In the absence and presence of S9 mix, clear cytotoxicity was observed at the highest evaluated concentrations (Table 3 – Table 5).
In the absence and the presence of S9 mix, no relevant increase in the number of micronucleated cells was observed after treatment with the test item. The micronucleus rates of the cells after treatment with the test item (0.05 – 1.25 % micronucleated cells) were close to the range of the solvent control values (0.10 – 1.05 % micronucleated cells) and within the range of the laboratory historical control data (see Appendix 1). However, in Experiment IA in the absence of S9 mix one single statistically significant increase in micronucleated cells (1.25 %) was observed after treatment with 24.9 μg/mL. This value is in the range of the laboratory historical solvent control data (0.15 – 1.40 % micronucleated cells) and therefore considered biologically irrelevant. In Experiment IB in the presence of S9 mix one single statistically significant increase in micronucleated cells (0.65 %) was observed after treatment with 30.0 μg/mL. This value is also in the range of the laboratory historical solvent control data (0.15 – 1.70 % micronucleated cells) and therefore considered biologically irrelevant.
Either Demecolcin (125.0 ng/mL), MMC (2.0 μg/mL) or CPA (17.5 μg/mL) were used as positive controls and showed distinct increases in cells with micronuclei.

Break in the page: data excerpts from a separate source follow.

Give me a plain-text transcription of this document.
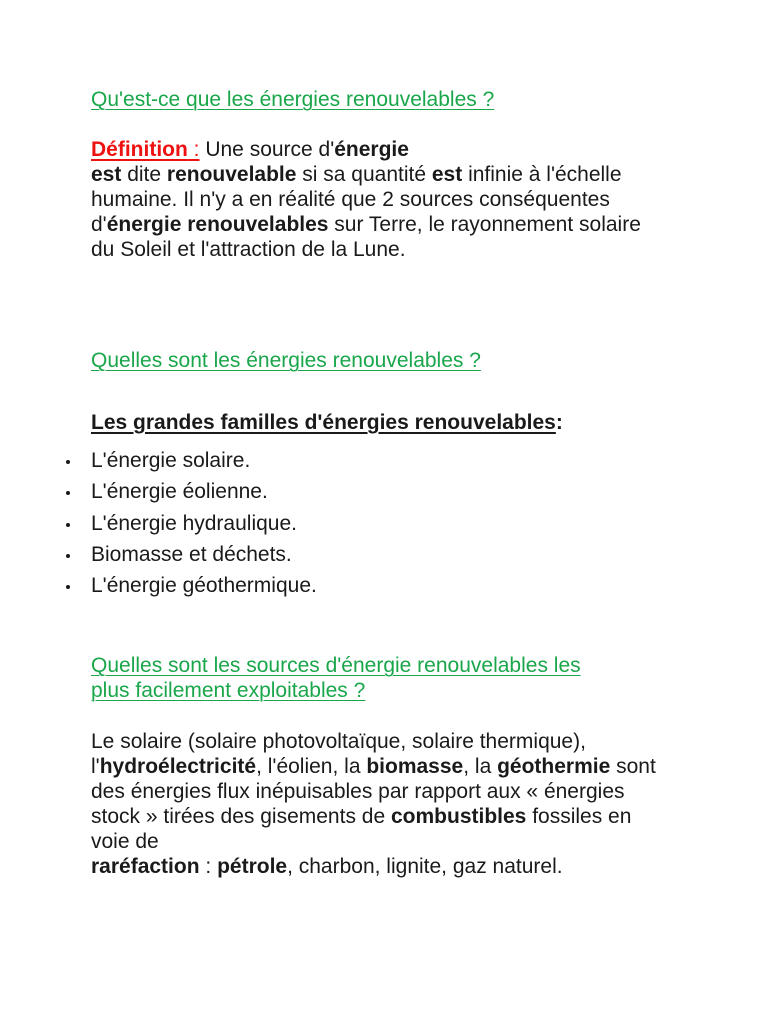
Qu'est-ce que les énergies renouvelables ?
Définition : Une source d'énergie
est dite renouvelable si sa quantité est infinie à l'échelle humaine. Il n'y a en réalité que 2 sources conséquentes d'énergie renouvelables sur Terre, le rayonnement solaire du Soleil et l'attraction de la Lune.
Quelles sont les énergies renouvelables ?
Les grandes familles d'énergies renouvelables:
L'énergie solaire.
L'énergie éolienne.
L'énergie hydraulique.
Biomasse et déchets.
L'énergie géothermique.
Quelles sont les sources d'énergie renouvelables les
plus facilement exploitables ?
Le solaire (solaire photovoltaïque, solaire thermique), l'hydroélectricité, l'éolien, la biomasse, la géothermie sont des énergies flux inépuisables par rapport aux « énergies stock » tirées des gisements de combustibles fossiles en voie de
raréfaction : pétrole, charbon, lignite, gaz naturel.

Applicant's summary and conclusion

Conclusions:

Interpretation of results (migrated information):
negative

In conclusion, it can be stated that under the experimental conditions reported, the test item did not induce micronuclei as determined by the in vitro micronucleus test in human lymphocytes. Therefore, bis(4-fluorophenyl)ketone is considered to be non-mutagenic in this in vitro micronucleus test, when tested up to cytotoxic and precipitating concentrations.